Sebagai putrid seorang raja jelas putrid bungsu mempunyai dayang serta inang pengasuh, walau demikian ia tetap senang bekerja, terutama memasak di dapur.
Pada suatu hari, kepala pisau kesayangan putrid bungsu pecah. Ia sangat sedih dan memohon kepada ayahandanya agar dibuatkan kepala pisau yang baru.
Raja langsung memerintahkan kepada semua ahli pahat dan ahli ukir untuk membuatkan kepala pisau, tetapi belum ada satu pun yang berkenan di hati putrid bungsu.
Di ujung kampong kerajaan Raja Aji Diangkat tinggallah seorang pemuda miskin bernama Si Maniki. Pekerjaanya adalah menjual kayu bakar, mengambil upah menumbuk padi, atau menyiangi kebun. Si Maniki hidup sebatang kara. Ia dikenal penduduk sebagai pemuda yang jujur dan rendah hati.
Pada suatu hari, si Maniki berjalan melewati istana. Ketika raja melihatnya, beliau memerintahkan para pengawal agar menyuruh Si Maniki singgah. Setelah Maniki berhadapan dengan raja, bertanyalah raja, “ Hai anak muda, siapakah namamu dan hendak kemanakah engkau?”.
“ Hamba bernama Maniki. Hamba hendak pergi ke ujung kampong untuk mengambil upah menumbuk padi’” Sahut Maniki dengan penuh hormat.
Kemudian, raja memerintahkan Maniki agar membuat kepala pisau untuk Putri Bungsu. Si Maniki menyanggupi perintah raja. Ia membuat kepala pisau dengan sungguh-sungguh. Setalh selesai, kepala pisau itu diperlihatkan kepada Putri Bungsu. Ketika Putri Bungsu melihat benda itu, alangkah gembira hatinya. Ia mau menerima kepala pisau itu. Sungguh mengherankan, mengapa justru pisau sederhana seperti itu berkenan di hati Putri Bungsu.
Si Maniki pun mendapat hadiah besar dari raja. Ia menerima hadiah itu dengan suka cita.
Kepada pisau itu sangat disayang putrid Bungsu.

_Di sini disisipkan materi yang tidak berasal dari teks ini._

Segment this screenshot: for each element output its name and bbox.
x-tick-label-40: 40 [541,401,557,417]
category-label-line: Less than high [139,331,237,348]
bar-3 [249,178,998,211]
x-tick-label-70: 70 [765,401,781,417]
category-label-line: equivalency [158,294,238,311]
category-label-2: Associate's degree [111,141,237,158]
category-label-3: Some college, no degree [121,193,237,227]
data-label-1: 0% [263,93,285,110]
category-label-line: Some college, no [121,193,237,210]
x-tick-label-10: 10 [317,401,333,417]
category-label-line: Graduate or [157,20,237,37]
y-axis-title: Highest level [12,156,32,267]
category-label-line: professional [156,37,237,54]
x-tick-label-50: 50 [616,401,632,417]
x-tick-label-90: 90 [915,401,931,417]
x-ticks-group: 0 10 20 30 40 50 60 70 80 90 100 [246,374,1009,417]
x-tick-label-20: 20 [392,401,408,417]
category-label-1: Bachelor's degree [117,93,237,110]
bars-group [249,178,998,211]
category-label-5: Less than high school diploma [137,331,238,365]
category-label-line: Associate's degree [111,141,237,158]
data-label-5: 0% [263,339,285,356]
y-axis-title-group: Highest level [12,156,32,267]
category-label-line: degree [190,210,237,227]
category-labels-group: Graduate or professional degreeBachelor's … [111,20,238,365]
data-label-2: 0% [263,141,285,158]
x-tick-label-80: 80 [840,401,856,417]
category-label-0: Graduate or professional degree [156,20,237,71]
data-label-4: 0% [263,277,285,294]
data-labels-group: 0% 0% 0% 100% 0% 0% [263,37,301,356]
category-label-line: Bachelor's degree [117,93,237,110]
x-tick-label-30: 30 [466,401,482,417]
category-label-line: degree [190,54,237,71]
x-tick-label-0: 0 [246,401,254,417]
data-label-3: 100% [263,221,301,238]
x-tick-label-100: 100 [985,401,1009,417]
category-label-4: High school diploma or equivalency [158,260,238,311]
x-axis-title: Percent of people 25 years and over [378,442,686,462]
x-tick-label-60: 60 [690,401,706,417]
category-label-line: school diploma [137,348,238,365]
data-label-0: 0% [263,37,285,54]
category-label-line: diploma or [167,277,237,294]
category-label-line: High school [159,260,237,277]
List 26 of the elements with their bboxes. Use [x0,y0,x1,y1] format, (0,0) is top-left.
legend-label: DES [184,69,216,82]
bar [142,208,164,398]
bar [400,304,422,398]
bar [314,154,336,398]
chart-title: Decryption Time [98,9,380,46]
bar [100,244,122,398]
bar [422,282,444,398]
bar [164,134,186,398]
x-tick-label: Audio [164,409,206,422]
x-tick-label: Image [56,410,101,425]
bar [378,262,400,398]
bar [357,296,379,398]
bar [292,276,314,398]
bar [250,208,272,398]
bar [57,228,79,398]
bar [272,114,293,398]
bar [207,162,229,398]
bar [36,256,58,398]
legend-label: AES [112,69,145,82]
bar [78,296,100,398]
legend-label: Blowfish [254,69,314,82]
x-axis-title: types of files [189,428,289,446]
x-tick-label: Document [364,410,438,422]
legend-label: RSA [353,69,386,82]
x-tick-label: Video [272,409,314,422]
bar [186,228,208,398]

Ia selalau membawa benda itu kemana saja ia pergi. Sampa-sampai pada waktu tidur sekalipun, benda itu dibawanya. Demikianlah waktu berjalan terus. Hari berganti hari, minggu berganti minggu dan bulan berganti bulan. Setelah beberapa bulan terjadi suatu keajaiban pada Putri Bungsu.
Putri Bungsu hamil tanpa nikah. Raja tentu sangat malu. Beliau tidak percaya bahwa putri kesayangannya telah melakukan perbuatan zina. Raja dan permaisuri bertanya pada putrid Bungsu, siapakah yang telah berani menghamili putrinya. Putri Bungsu tidak dapat memberikan jawaban dan keterangan lain karena ia memang tidak pernah melakukan hubungan dengan laki-laki. Ia didesak terus, tetapi ia hanya bisa menangis.
Keenam saudaranya yang dari dulu telah membencinya mengatakan bahwa Putri Bungsu telah membuat cemar nama raja. Mereka juga menyesali orang tua mereka yang selama ini sangat memenjakan Putri Bungsu.
Putri Bungsu hanya bisa berdoa dan memohon agar mendapat pertolongan Tuhan. Hari –hari yang dinantikan itu pun tibalah. Genap Sembilan bulan putrid Bungsu melahirkan seorang putra yang sehat dan tampan. Bayi itu dipeliharanya dengan penuh kasih sayang.
Raja Aji diangkat menerima kenyataan itu dengan tabah dan segera mencari  penyelesaiannya. Atas nasihat dukun kepercayaan beliau, semua laki-laki yang ada di negeri itu dikumpulkan. Setelah mereka berkumpul, masing-masing diberi sebiji pisang masak. Menurut dukun, jika di antara mereka yang memegang pisang itu terdapat ayah bayi, bayi itu akan merangkak mendatanginya. Ternyata tidak seorang pun diantara para hadirin didatangi bayi itu. Betul-betul aneh, padahal cara itu biasanya cukup ampuh. Tak mungkin ilmu para dukun kerajaan keliru.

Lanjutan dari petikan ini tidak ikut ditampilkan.